Later in the film, Gawain actually arrives at his appointment to face the Green Knight to accept his return blow from the challenge early. Gawain’s arrival doesn’t stir the Green Knight to action any more than Gawain could force the flowers to bloom, or stop the fall of snow, though. The Green Knight’s schedule can’t be controlled by the will of man, just as nature itself cannot be controlled despite the desperate attempts of man. By forcing Gawain to wait until the correct moment, the Green Knight is showing Gawain how insignificant the role of man is compared to that of nature.

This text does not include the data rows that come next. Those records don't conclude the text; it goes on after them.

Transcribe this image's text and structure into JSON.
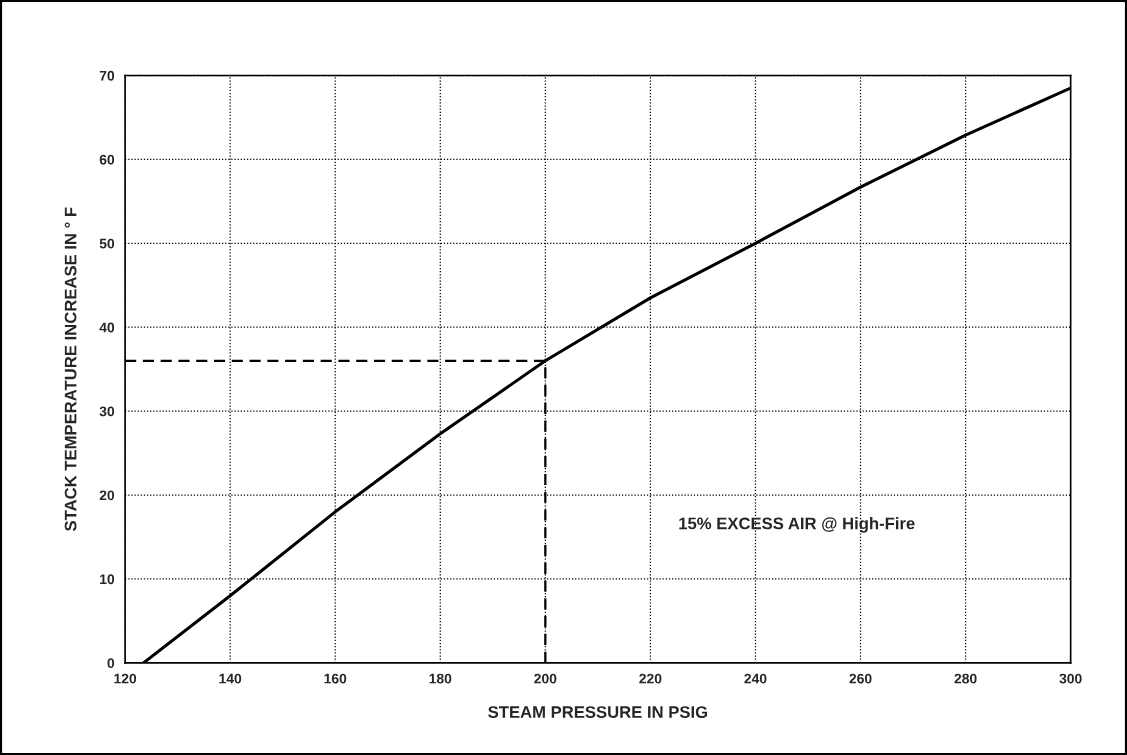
{
  "chart_data": {
    "type": "line",
    "xlabel": "STEAM PRESSURE IN PSIG",
    "ylabel": "STACK TEMPERATURE INCREASE IN ° F",
    "xlim": [
      120,
      300
    ],
    "ylim": [
      0,
      70
    ],
    "xticks": [
      120,
      140,
      160,
      180,
      200,
      220,
      240,
      260,
      280,
      300
    ],
    "yticks": [
      0,
      10,
      20,
      30,
      40,
      50,
      60,
      70
    ],
    "grid": true,
    "series": [
      {
        "color": "#000000",
        "line_style": "solid",
        "x": [
          123.5,
          140,
          160,
          180,
          200,
          220,
          240,
          260,
          280,
          300
        ],
        "values": [
          0,
          8,
          18,
          27.3,
          36,
          43.5,
          50,
          56.7,
          62.9,
          68.5
        ]
      },
      {
        "color": "#000000",
        "line_style": "dashed",
        "x": [
          120,
          200,
          200
        ],
        "values": [
          36,
          36,
          0
        ]
      }
    ],
    "annotations": [
      "15% EXCESS AIR @ High-Fire"
    ]
  }
}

And when the Green Knight finally does wake, Gawain trembles and flinches in his presence. Gawain fears death, which is a force of nature, the natural conclusion to a life lived. Gawain sees a version of his life in which he flees from his promised blow and survives the encounter to return to Camelot and become a Knight and a King. In the end, however, time — an agent of nature — catches up to him. He sees the future where as an older man, a King, a husband and a father, he ends up dead and beheaded regardless of his decision to flee the Green Knight in his present. Ultimately, by showing him that he can’t outrun nature, The Green Knight takes the perspective that in the classic struggle of Man vs Nature, Nature will never be bested.
To witness the battle of Man vs Nature, The Green Knight is in theaters now.